Trovano posto sul palcoscenico della mostra le maschere e i troni sublimazioni plastiche dei conflitti civili mozambichiani di Gonçalo Mabunda, a fianco della dimensione più espressivamente eversiva e stilisticamente “up to date”di figure cosmopolite come l’ivoriano Aboudia affermatosi prepotentemente nel panorama artistico internazionale e quelle dei connazionali Bernard Boua e Mederic Turay e del camurense Ajarb.

Il congolese Chéri Cherin è uno dei principali promotori del Movimento dell’Arte Popolare di Kinshasa, che mira a creare un ponte fra arte e società realizzando murales e manifesti urbani e sulla stessa linea i temi legati a un universo violento dispiegati sulle tele e le lenzuola cucite a mano del connazionale Gastineau Massamba, mentre Lovemore Kambudtzi divenuto famoso in Zimbabwe come “Occhio del popolo” per il suo impegno si distingue anche per sua tecnica debitrice del pointilisme post-impressionista che crea inediti effetti luminosi e cromatici ai suoi dipinti di solido impegno politico.
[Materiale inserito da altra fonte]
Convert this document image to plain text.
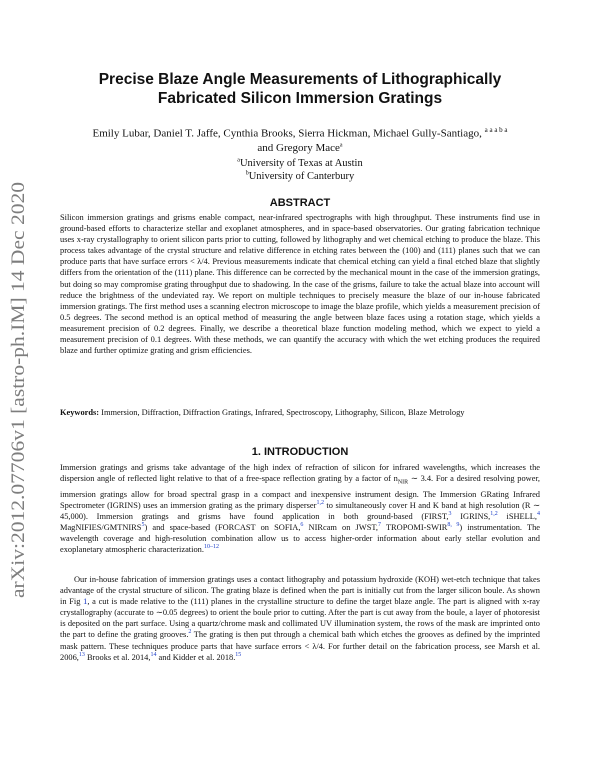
arXiv:2012.07706v1 [astro-ph.IM] 14 Dec 2020
Precise Blaze Angle Measurements of Lithographically
Fabricated Silicon Immersion Gratings
Emily Lubar, Daniel T. Jaffe, Cynthia Brooks, Sierra Hickman, Michael Gully-Santiago, $^{a a a b a}$
and Gregory Mace$^a$
$^a$University of Texas at Austin
$^b$University of Canterbury
ABSTRACT

Silicon immersion gratings and grisms enable compact, near-infrared spectrographs with high throughput. These instruments find use in ground-based efforts to characterize stellar and exoplanet atmospheres, and in space-based observatories. Our grating fabrication technique uses x-ray crystallography to orient silicon parts prior to cutting, followed by lithography and wet chemical etching to produce the blaze. This process takes advantage of the crystal structure and relative difference in etching rates between the (100) and (111) planes such that we can produce parts that have surface errors < λ/4. Previous measurements indicate that chemical etching can yield a final etched blaze that slightly differs from the orientation of the (111) plane. This difference can be corrected by the mechanical mount in the case of the immersion gratings, but doing so may compromise grating throughput due to shadowing. In the case of the grisms, failure to take the actual blaze into account will reduce the brightness of the undeviated ray. We report on multiple techniques to precisely measure the blaze of our in-house fabricated immersion gratings. The first method uses a scanning electron microscope to image the blaze profile, which yields a measurement precision of 0.5 degrees. The second method is an optical method of measuring the angle between blaze faces using a rotation stage, which yields a measurement precision of 0.2 degrees. Finally, we describe a theoretical blaze function modeling method, which we expect to yield a measurement precision of 0.1 degrees. With these methods, we can quantify the accuracy with which the wet etching produces the required blaze and further optimize grating and grism efficiencies.

Keywords: Immersion, Diffraction, Diffraction Gratings, Infrared, Spectroscopy, Lithography, Silicon, Blaze Metrology

1. INTRODUCTION

Immersion gratings and grisms take advantage of the high index of refraction of silicon for infrared wavelengths, which increases the dispersion angle of reflected light relative to that of a free-space reflection grating by a factor of $n_{NIR}$ ∼ 3.4. For a desired resolving power, immersion gratings allow for broad spectral grasp in a compact and inexpensive instrument design. The Immersion GRating Infrared Spectrometer (IGRINS) uses an immersion grating as the primary disperser$^{1,2}$ to simultaneously cover H and K band at high resolution (R ∼ 45,000). Immersion gratings and grisms have found application in both ground-based (FIRST,$^3$ IGRINS,$^{1,2}$ iSHELL,$^4$ MagNIFIES/GMTNIRS$^5$) and space-based (FORCAST on SOFIA,$^6$ NIRcam on JWST,$^7$ TROPOMI-SWIR$^{8, 9}$) instrumentation. The wavelength coverage and high-resolution combination allow us to access higher-order information about early stellar evolution and exoplanetary atmospheric characterization.$^{10-12}$

Our in-house fabrication of immersion gratings uses a contact lithography and potassium hydroxide (KOH) wet-etch technique that takes advantage of the crystal structure of silicon. The grating blaze is defined when the part is initially cut from the larger silicon boule. As shown in Fig 1, a cut is made relative to the (111) planes in the crystalline structure to define the target blaze angle. The part is aligned with x-ray crystallography (accurate to ∼0.05 degrees) to orient the boule prior to cutting. After the part is cut away from the boule, a layer of photoresist is deposited on the part surface. Using a quartz/chrome mask and collimated UV illumination system, the rows of the mask are imprinted onto the part to define the grating grooves.$^2$ The grating is then put through a chemical bath which etches the grooves as defined by the imprinted mask pattern. These techniques produce parts that have surface errors < λ/4. For further detail on the fabrication process, see Marsh et al. 2006,13 Brooks et al. 2014,14 and Kidder et al. 2018.15
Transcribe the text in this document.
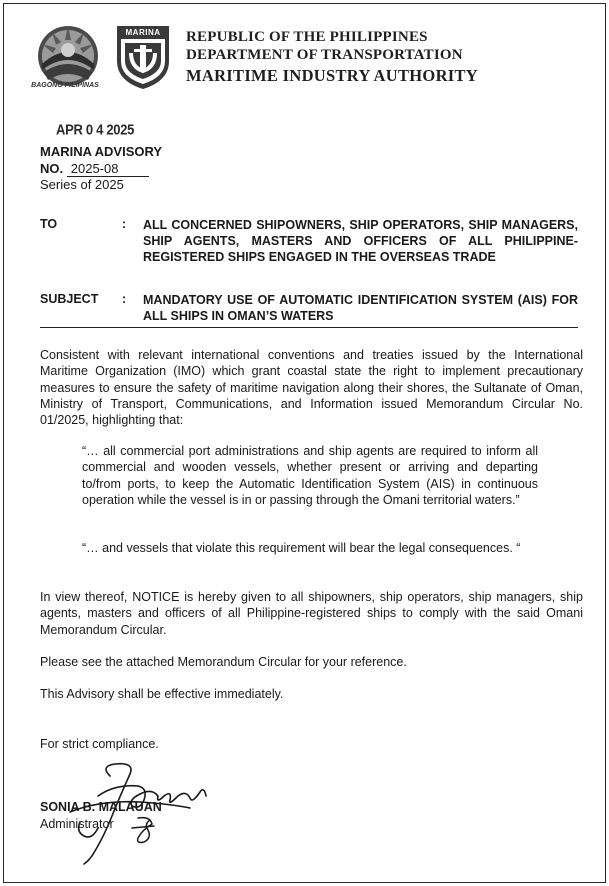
BAGONG PILIPINAS
MARINA	REPUBLIC OF THE PHILIPPINES
DEPARTMENT OF TRANSPORTATION
MARITIME INDUSTRY AUTHORITY
APR 0 4 2025
MARINA ADVISORY
NO. 2025-08
Series of 2025
TO	: ALL CONCERNED SHIPOWNERS, SHIP OPERATORS, SHIP MANAGERS, SHIP AGENTS, MASTERS AND OFFICERS OF ALL PHILIPPINE-REGISTERED SHIPS ENGAGED IN THE OVERSEAS TRADE
SUBJECT : MANDATORY USE OF AUTOMATIC IDENTIFICATION SYSTEM (AIS) FOR ALL SHIPS IN OMAN’S WATERS
Consistent with relevant international conventions and treaties issued by the International Maritime Organization (IMO) which grant coastal state the right to implement precautionary measures to ensure the safety of maritime navigation along their shores, the Sultanate of Oman, Ministry of Transport, Communications, and Information issued Memorandum Circular No. 01/2025, highlighting that:
“… all commercial port administrations and ship agents are required to inform all commercial and wooden vessels, whether present or arriving and departing to/from ports, to keep the Automatic Identification System (AIS) in continuous operation while the vessel is in or passing through the Omani territorial waters.”
“… and vessels that violate this requirement will bear the legal consequences. “
In view thereof, NOTICE is hereby given to all shipowners, ship operators, ship managers, ship agents, masters and officers of all Philippine-registered ships to comply with the said Omani Memorandum Circular.
Please see the attached Memorandum Circular for your reference.
This Advisory shall be effective immediately.
For strict compliance.
SONIA B. MALAUAN
Administrator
L’eclettico artista senegalese Soly Cissè si esprime con pittura, scultura, fotografia e installazione ed era nel ristretto novero degli artisti selezionati per la mostra “African Remix” curata nel 2004 da Simon Njami.


L’impegnò socio-politico dell’artista della Guinea-Bissau con studio parigino Nu Barreto si declina agilmente fra collage con Found objects che sapiente pittura, mentre la sudafricana Esther Mahalangu, nonostante la conquistata fama internazionale, lo status di artista rappresentante la storia dell’arte del suo paese e la presenza in collezioni di grandissimo rilievo, ha sempre continuato a lavorare nel suo villaggio natale.

Questo articolato complesso di fenomeni, in particolare la connessa innata memoria millenaria legata all’esperienza umana universale, abbinata alla libertà dai preconcetti e categorie che affliggono il panorama artistico nostrano, fungono da propellente per quel fantasma che serpeggia nella creatività occidentale, dalla moda, all’arte, dal cinema all’editoria alla musica, innervandole di nuova linfa e identità; un fantasma che si chiama arte contemporanea africana.